Mon. Jul 31, 2017 8:30 AM - 10:00 AM Room 403 (Kobe International Conference Center 4F, Room 403)

Chairs: Stanislaw Lasocki (Institute of Geophysics, Polish Academy of Sciences) , Pankow Kristine (University of Utah)

8:30 AM - 9:00 AM

[S02-1-01] Insights into faults, crustal permeability, state of stress and earthquake physics from induced earthquakes in Oklahoma and southern Kansas

William Ellsworth1, Gregory Beroza1, Yihe Huang2, Cornelius Langenbruch1, Martin Schoenball1, Rall Walsh1, Matthew Weingarten1, Nana Yoshimitsu1, Mark D. Zoback1 (1.Stanford University, California, USA, 2.University of Michigan, Ann Arbor, Michigan, USA)

invited

A large region of north-central Oklahoma and southern Kansas in the central U. S. became seismically active starting in 2009. The earthquakes followed the initiation of high volume wastewater disposal by deep injection from newly developed unconventional oil fields and are understood to be primarily a consequence of disposal. These oil fields produce many times more water than oil, which is uneconomic to dispose of except by injection. To date, more than 700 deep disposal wells have injected one billion m3 of primarily co-produced water in to the highly permeable Arbuckle formation near the base of the sedimentary section.

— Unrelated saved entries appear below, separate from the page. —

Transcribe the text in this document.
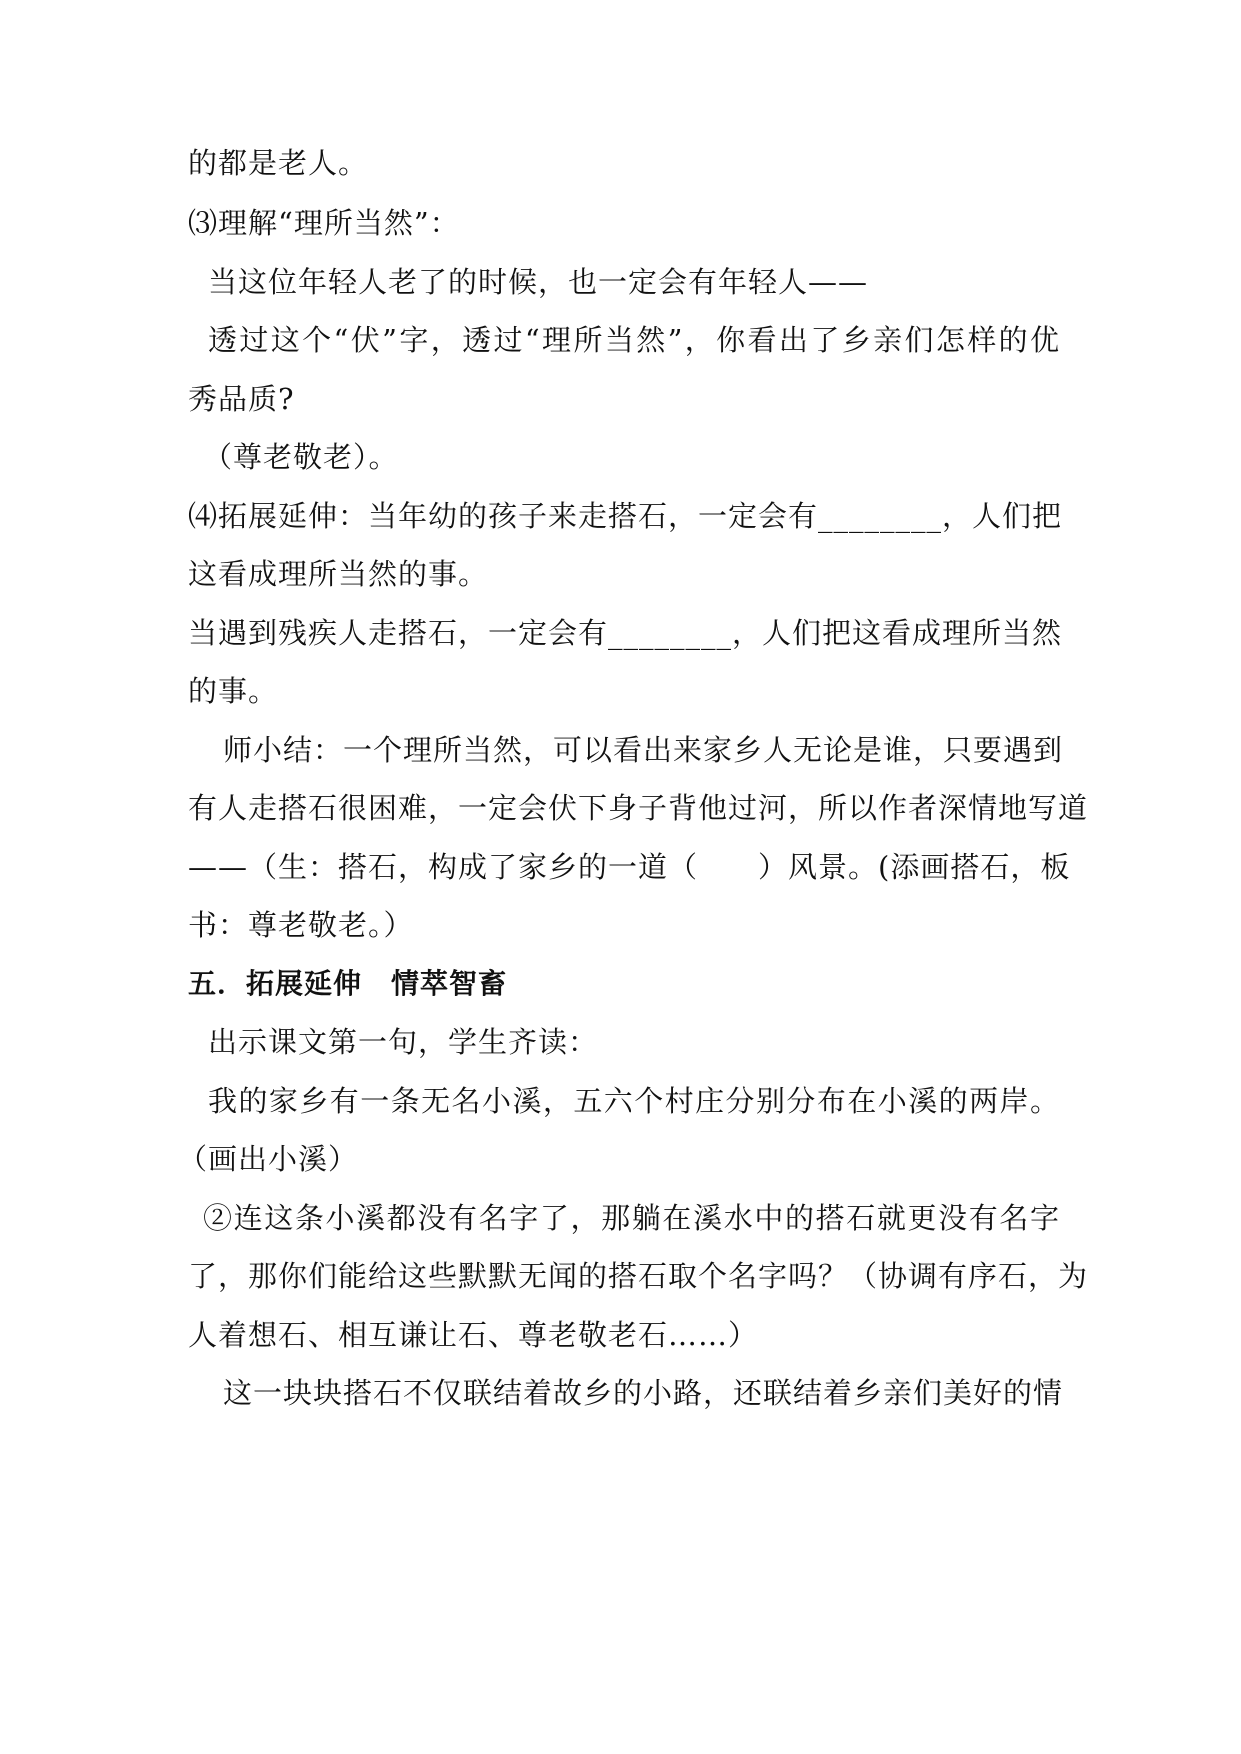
的都是老人。
⑶理解“理所当然”：
当这位年轻人老了的时候，也一定会有年轻人——
透过这个“伏”字，透过“理所当然”，你看出了乡亲们怎样的优
秀品质?
（尊老敬老）。
⑷拓展延伸：当年幼的孩子来走搭石，一定会有________，人们把
这看成理所当然的事。
当遇到残疾人走搭石，一定会有________，人们把这看成理所当然
的事。
师小结：一个理所当然，可以看出来家乡人无论是谁，只要遇到
有人走搭石很困难，一定会伏下身子背他过河，所以作者深情地写道
——（生：搭石，构成了家乡的一道（　　）风景。(添画搭石，板
书：尊老敬老。）
五．拓展延伸　情萃智畜
出示课文第一句，学生齐读：
我的家乡有一条无名小溪，五六个村庄分别分布在小溪的两岸。
（画出小溪）
②连这条小溪都没有名字了，那躺在溪水中的搭石就更没有名字
了，那你们能给这些默默无闻的搭石取个名字吗？（协调有序石，为
人着想石、相互谦让石、尊老敬老石……）
这一块块搭石不仅联结着故乡的小路，还联结着乡亲们美好的情
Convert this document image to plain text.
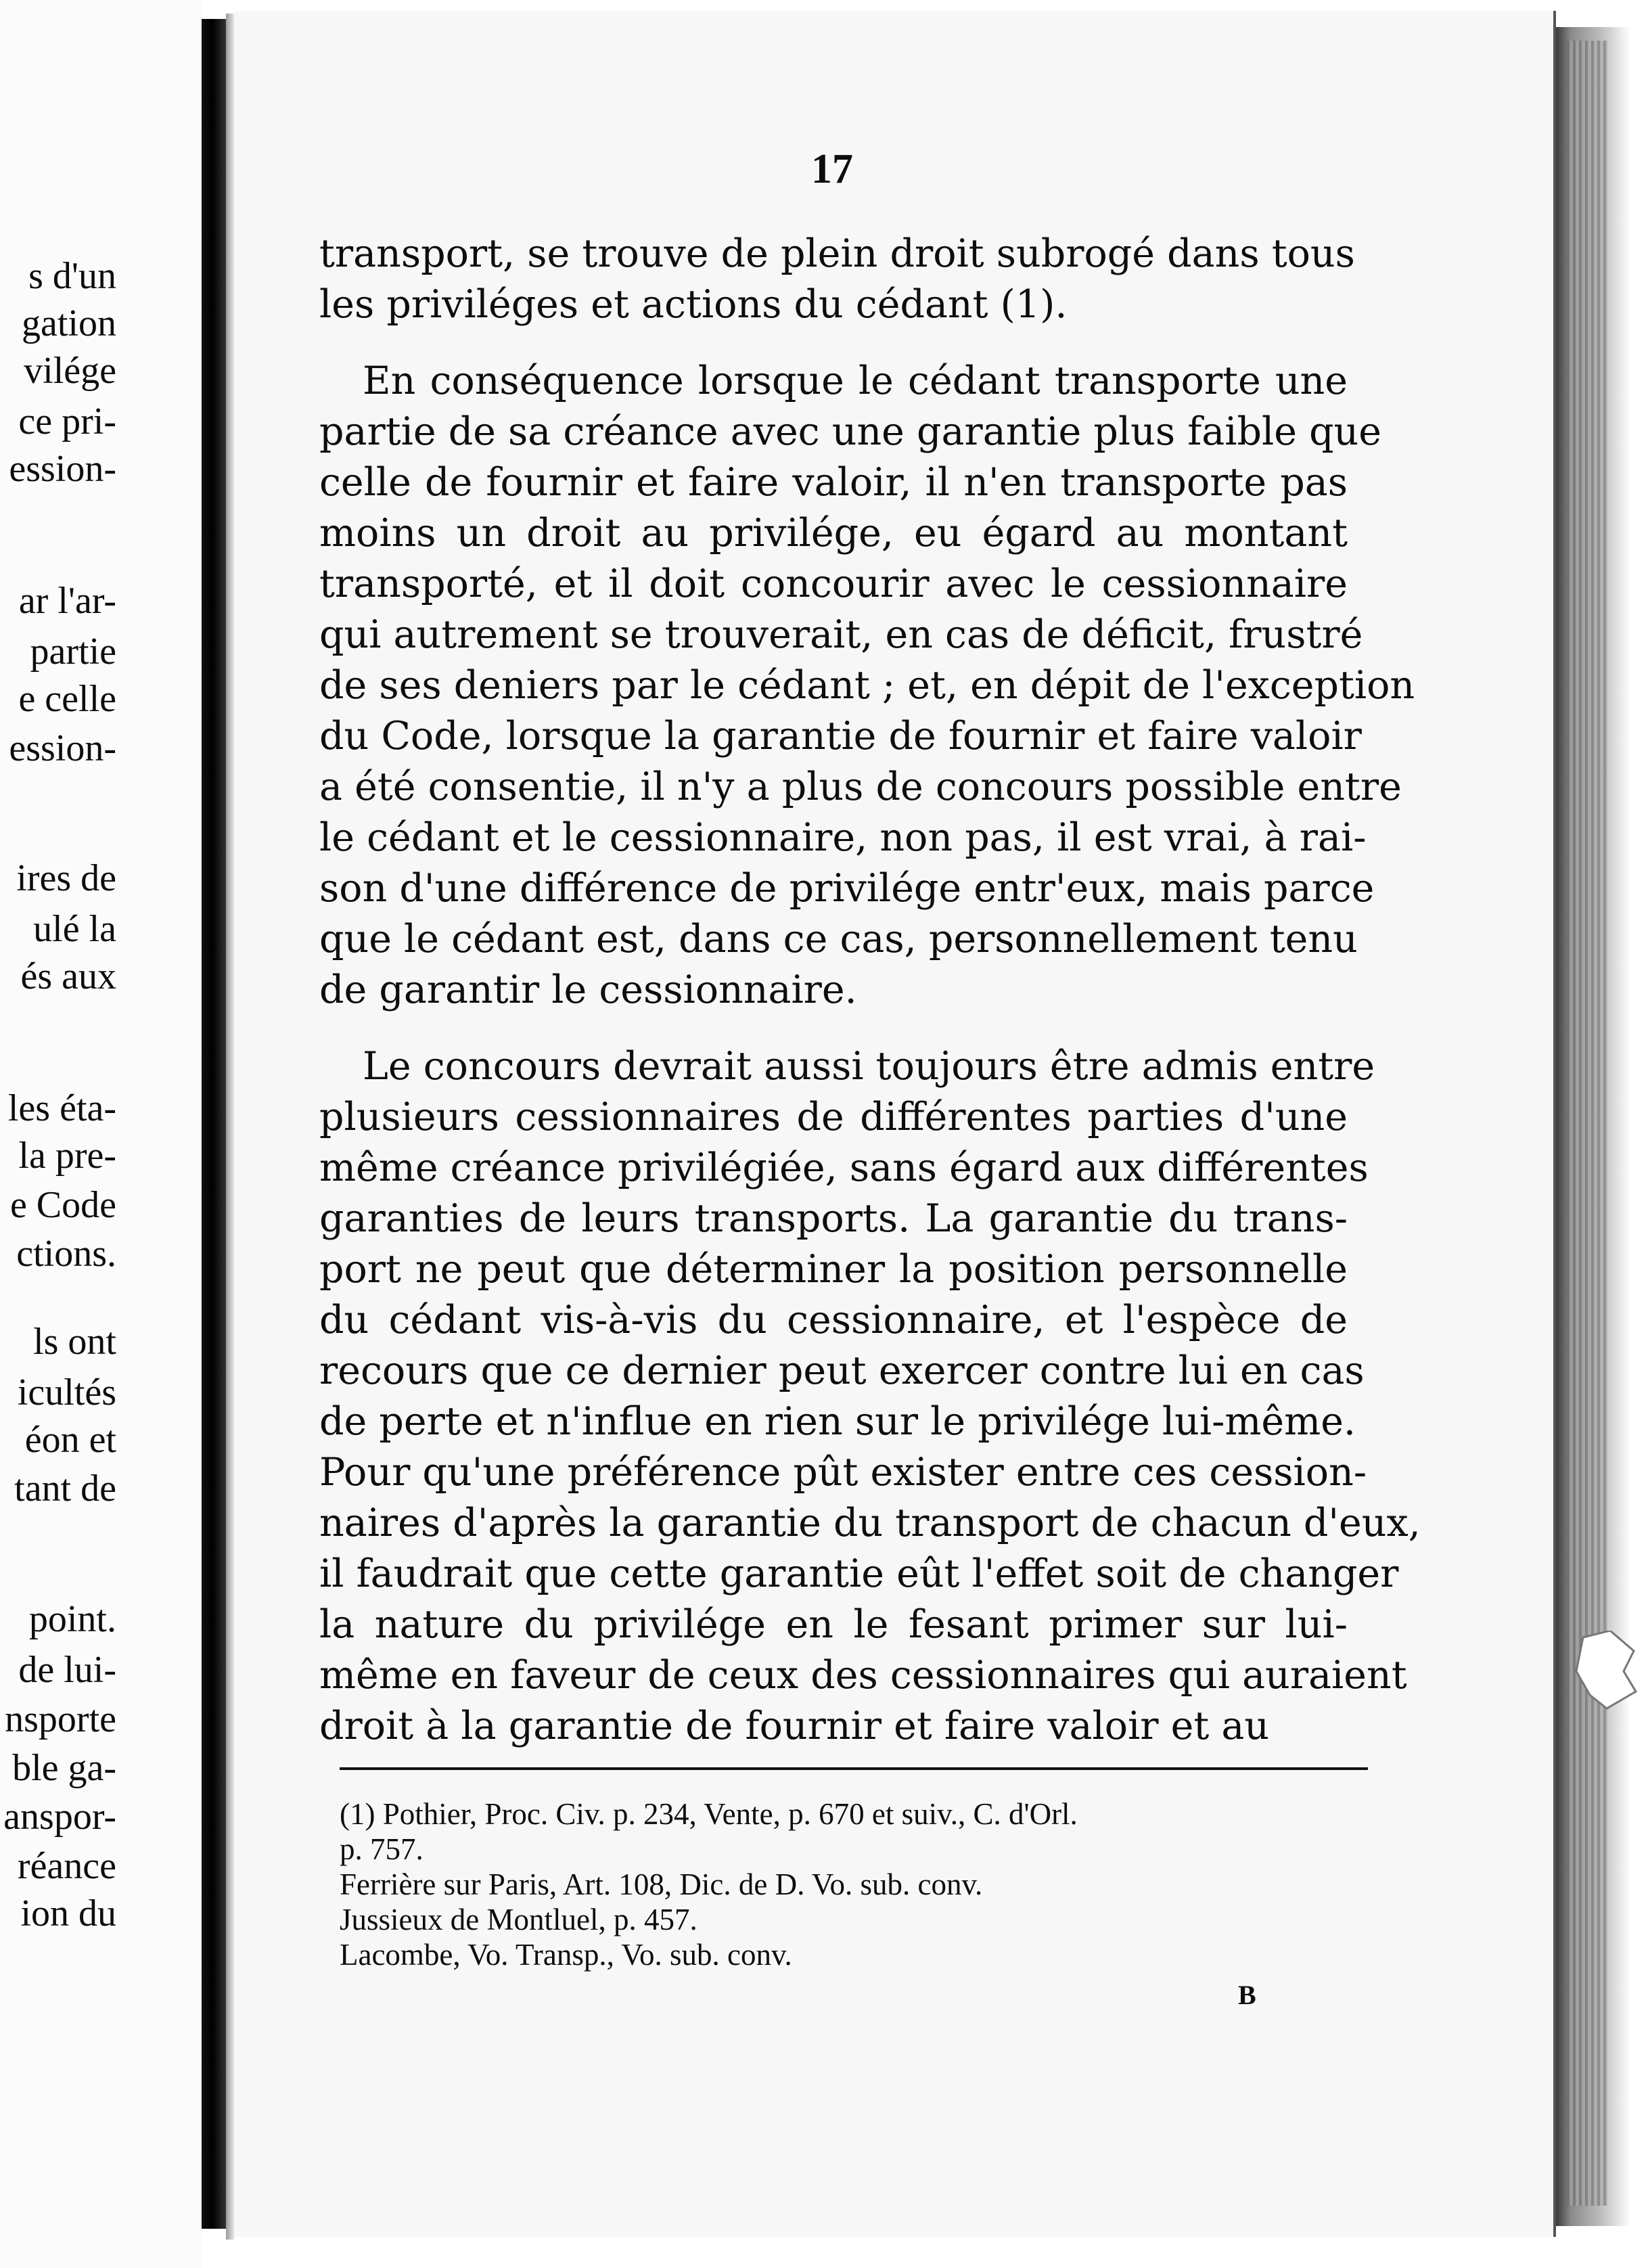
s d'un
gation
vilége
ce pri-
ession-
ar l'ar-
partie
e celle
ession-
ires de
ulé la
és aux
les éta-
la pre-
e Code
ctions.
ls ont
icultés
éon et
tant de
point.
de lui-
nsporte
ble ga-
anspor-
réance
ion du
17
transport, se trouve de plein droit subrogé dans tous
les priviléges et actions du cédant (1).
En conséquence lorsque le cédant transporte une
partie de sa créance avec une garantie plus faible que
celle de fournir et faire valoir, il n'en transporte pas
moins un droit au privilége, eu égard au montant
transporté, et il doit concourir avec le cessionnaire
qui autrement se trouverait, en cas de déficit, frustré
de ses deniers par le cédant ; et, en dépit de l'exception
du Code, lorsque la garantie de fournir et faire valoir
a été consentie, il n'y a plus de concours possible entre
le cédant et le cessionnaire, non pas, il est vrai, à rai-
son d'une différence de privilége entr'eux, mais parce
que le cédant est, dans ce cas, personnellement tenu
de garantir le cessionnaire.
Le concours devrait aussi toujours être admis entre
plusieurs cessionnaires de différentes parties d'une
même créance privilégiée, sans égard aux différentes
garanties de leurs transports. La garantie du trans-
port ne peut que déterminer la position personnelle
du cédant vis-à-vis du cessionnaire, et l'espèce de
recours que ce dernier peut exercer contre lui en cas
de perte et n'influe en rien sur le privilége lui-même.
Pour qu'une préférence pût exister entre ces cession-
naires d'après la garantie du transport de chacun d'eux,
il faudrait que cette garantie eût l'effet soit de changer
la nature du privilége en le fesant primer sur lui-
même en faveur de ceux des cessionnaires qui auraient
droit à la garantie de fournir et faire valoir et au
(1) Pothier, Proc. Civ. p. 234, Vente, p. 670 et suiv., C. d'Orl.
p. 757.
Ferrière sur Paris, Art. 108, Dic. de D. Vo. sub. conv.
Jussieux de Montluel, p. 457.
Lacombe, Vo. Transp., Vo. sub. conv.
B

Owing to its high permeability (~1 Darcy), the pressure perturbation from individual wells merges into a low-pressure plume (< 1 MPa) spreading across a region that today covers more than 20,000 km2. This relatively small perturbation has activated hundreds of previously unknown basement faults in more than 1500 M >= 3 earthquakes, including the September 2016 Mw 5.8 Pawnee earthquake. These earthquakes characteristically occur on strike slip or normal faults that are near-optimally oriented for failure in the contemporary stress field. Seismicity on each fault characteristically initiates with small events before the occurrence of the largest in the sequence. Stress drops for the largest events average 10 MPa, releasing tectonic stress in what was previously an almost completely aseismic region. Consequently, parts of the crust where earthquakes occur must be near a state of failure equilibrium between the strength of the faults and the stress carried in the North American plate. In response to the seismicity crisis, regulators have mandated large reductions in fluid injection into the Arbuckle formation beginning in mid-2016. Seismicity rates are now falling in the region in response to this change; however, it may be years before the earthquake hazard returns to historic levels.